Thomas Powers asks why the military option "must be kept on the table" when it comes to Iran; a look at Israel's military and political ties with Georgia; plus Action/Abstraction, an exhibit at New York City's Jewish Museum. 

Episode segments
  • Iran and the Military Option
    Foreign Policy, International Politics, Middle East
    Thomas Powers is the author of The Military Error: Baghdad and Beyond in America's War of Choice, a collection of his essays from the The New York Review of Books; his essay "Iran: The Threat" appeared in the July 17, 2008 issue.
    Esther Kaplan and Marilyn Kleinberg Neimark

    There is a broad consensus among US politicos that whatever diplomatic efforts are attempted or sanctions imposed to halt Iran's nuclear program, the military option must remain on the table.

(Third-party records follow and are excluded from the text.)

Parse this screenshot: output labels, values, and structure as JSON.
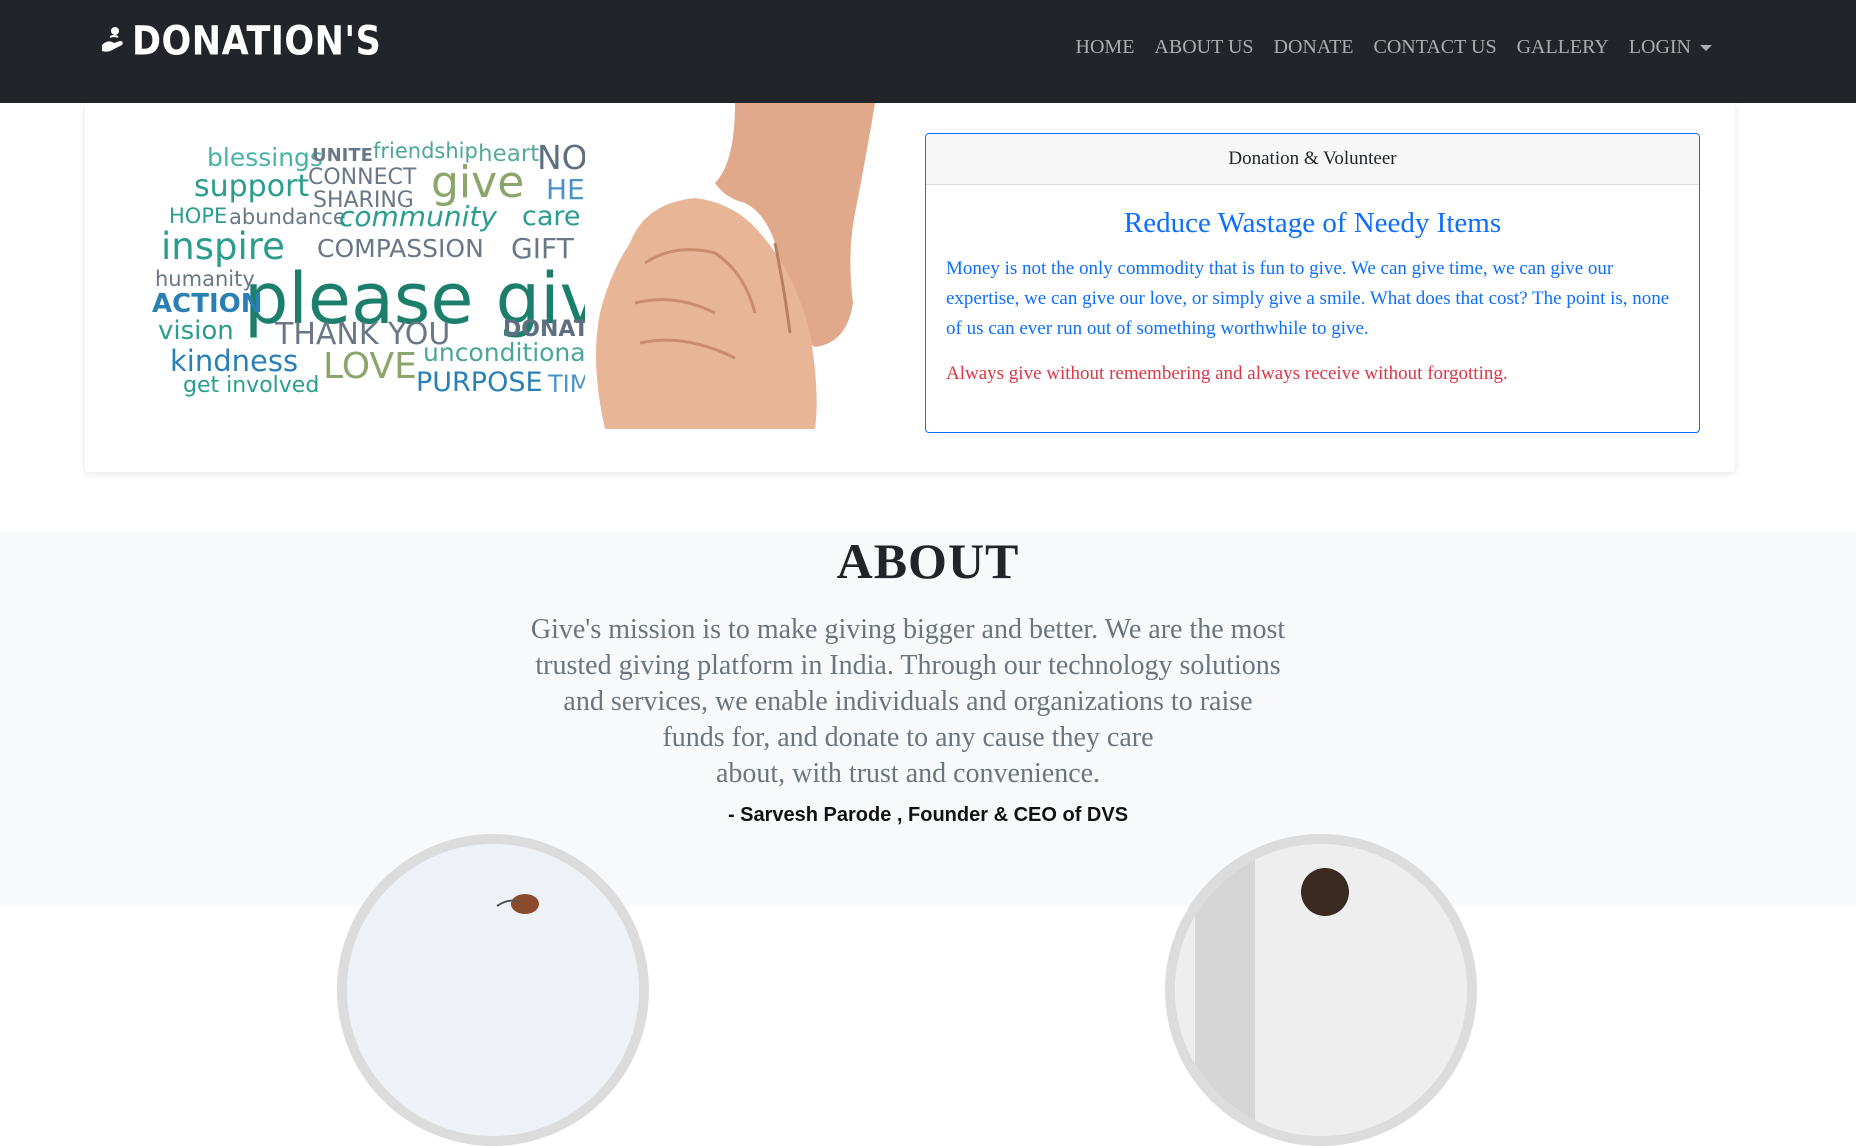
{
  "brand": {
    "name": "DONATION'S",
    "logo_icon": "giving-hand-icon"
  },
  "nav": {
    "items": [
      {
        "label": "HOME"
      },
      {
        "label": "ABOUT US"
      },
      {
        "label": "DONATE"
      },
      {
        "label": "CONTACT US"
      },
      {
        "label": "GALLERY"
      },
      {
        "label": "LOGIN",
        "dropdown": true
      }
    ]
  },
  "hero": {
    "word_cloud": [
      "blessings",
      "UNITE",
      "friendship",
      "heart",
      "NOW",
      "support",
      "CONNECT",
      "give",
      "HELP",
      "SHARING",
      "HOPE",
      "abundance",
      "community",
      "care",
      "inspire",
      "COMPASSION",
      "GIFT",
      "humanity",
      "please give",
      "ACTION",
      "vision",
      "THANK YOU",
      "DONATE",
      "kindness",
      "LOVE",
      "unconditional",
      "get involved",
      "PURPOSE",
      "TIME"
    ],
    "card": {
      "header": "Donation & Volunteer",
      "title": "Reduce Wastage of Needy Items",
      "text": "Money is not the only commodity that is fun to give. We can give time, we can give our expertise, we can give our love, or simply give a smile. What does that cost? The point is, none of us can ever run out of something worthwhile to give.",
      "quote": "Always give without remembering and always receive without forgotting."
    }
  },
  "about": {
    "title": "ABOUT",
    "lines": [
      "Give's mission is to make giving bigger and better. We are the most",
      "trusted giving platform in India. Through our technology solutions",
      "and services, we enable individuals and organizations to raise",
      "funds for, and donate to any cause they care",
      "about, with trust and convenience."
    ],
    "founder": "- Sarvesh Parode , Founder & CEO of DVS"
  },
  "colors": {
    "navbar": "#212529",
    "accent": "#0d6efd",
    "quote": "#dc3545",
    "muted": "#6c757d",
    "section_bg": "#f8f9fa"
  }
}
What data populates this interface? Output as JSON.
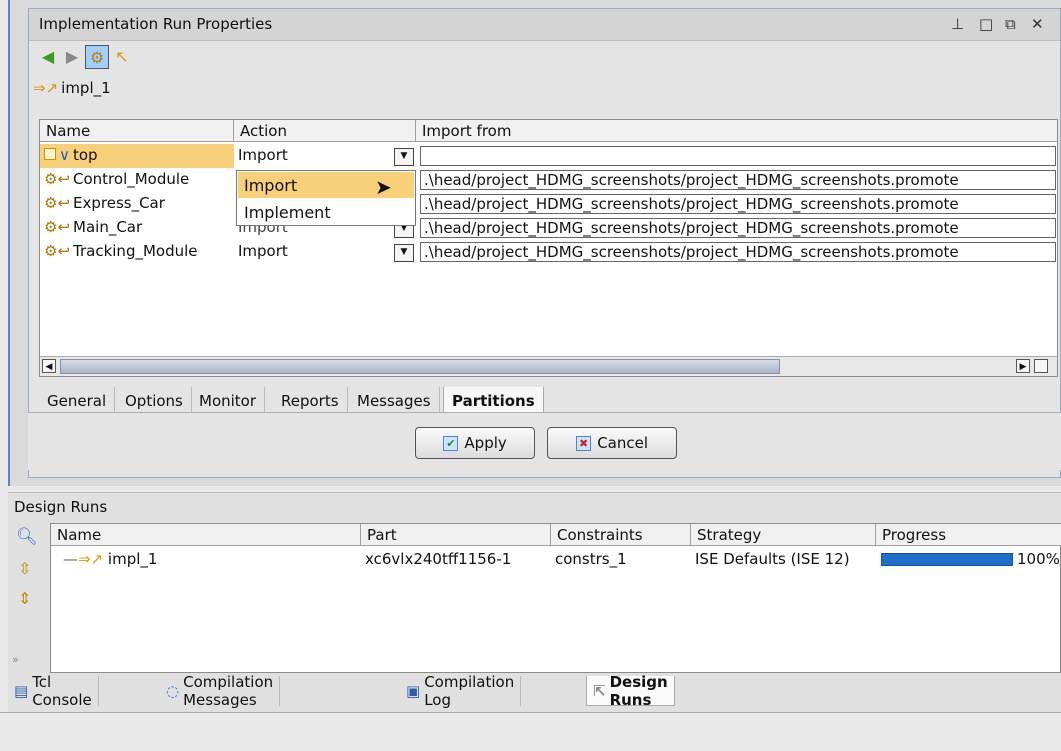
{
  "props_panel": {
    "title": "Implementation Run Properties",
    "window_controls": [
      "⊥",
      "□",
      "⧉",
      "✕"
    ],
    "run_label": "impl_1"
  },
  "partitions_table": {
    "columns": [
      "Name",
      "Action",
      "Import from"
    ],
    "rows": [
      {
        "name": "top",
        "action": "Import",
        "import_from": ""
      },
      {
        "name": "Control_Module",
        "action": "Import",
        "import_from": ".\\head/project_HDMG_screenshots/project_HDMG_screenshots.promote"
      },
      {
        "name": "Express_Car",
        "action": "Import",
        "import_from": ".\\head/project_HDMG_screenshots/project_HDMG_screenshots.promote"
      },
      {
        "name": "Main_Car",
        "action": "Import",
        "import_from": ".\\head/project_HDMG_screenshots/project_HDMG_screenshots.promote"
      },
      {
        "name": "Tracking_Module",
        "action": "Import",
        "import_from": ".\\head/project_HDMG_screenshots/project_HDMG_screenshots.promote"
      }
    ],
    "dropdown_options": [
      "Import",
      "Implement"
    ],
    "dropdown_highlighted": "Import"
  },
  "props_tabs": [
    "General",
    "Options",
    "Monitor",
    "Reports",
    "Messages",
    "Partitions"
  ],
  "active_props_tab": "Partitions",
  "buttons": {
    "apply": "Apply",
    "cancel": "Cancel"
  },
  "design_runs": {
    "title": "Design Runs",
    "columns": [
      "Name",
      "Part",
      "Constraints",
      "Strategy",
      "Progress"
    ],
    "rows": [
      {
        "name": "impl_1",
        "part": "xc6vlx240tff1156-1",
        "constraints": "constrs_1",
        "strategy": "ISE Defaults (ISE 12)",
        "progress": "100%",
        "progress_value": 100
      }
    ]
  },
  "bottom_tabs": [
    "Tcl Console",
    "Compilation Messages",
    "Compilation Log",
    "Design Runs"
  ],
  "active_bottom_tab": "Design Runs",
  "colors": {
    "selected_row": "#f8d07a",
    "progress_fill": "#1e6fc8",
    "accent_border": "#5a7fd1"
  }
}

In an iconoclastic essay in The New York Review of Books, Thomas Powers asks why.

  • Israel and Georgia
    International Politics
    Anshel Pfeffer is a correspondent for the Israeli newspaper Haaretz, for whom he has recently been reporting on Israeli-Georgian relations.
    Esther Kaplan and Marilyn Kleinberg Neimark

    The conflict between Russia and Georgia has posed a diplomatic dilemma for Israel, which wants Russia's support in dealing with Iran. But, until its recent suspension, Israel has been supplying military equipment, training, and advisors to Georgia and two key cabinet ministers charged with solving the conflict are former residents of Israel.

  • Action/Abstraction: Pollock, De Kooning and American Art, 1940-1941
    Visual Art, Arts & Culture, Exhibits
    Martha Schwendener writes about art for Nextbook, The New Yorker, The New York Times, Art Forum, and other publications.
    Esther Kaplan and Marilyn Kleinberg Neimark

    Beginning in the 1940s, Abstract Expressionism catapulted American art onto the international stage; Action/Abstraction, at New York City's Jewish Museum through September 21, views the work of Pollack, de Kooning, and others from the perspective of the influential Jewish art critics Clement Greenberg and Harold Rosenberg.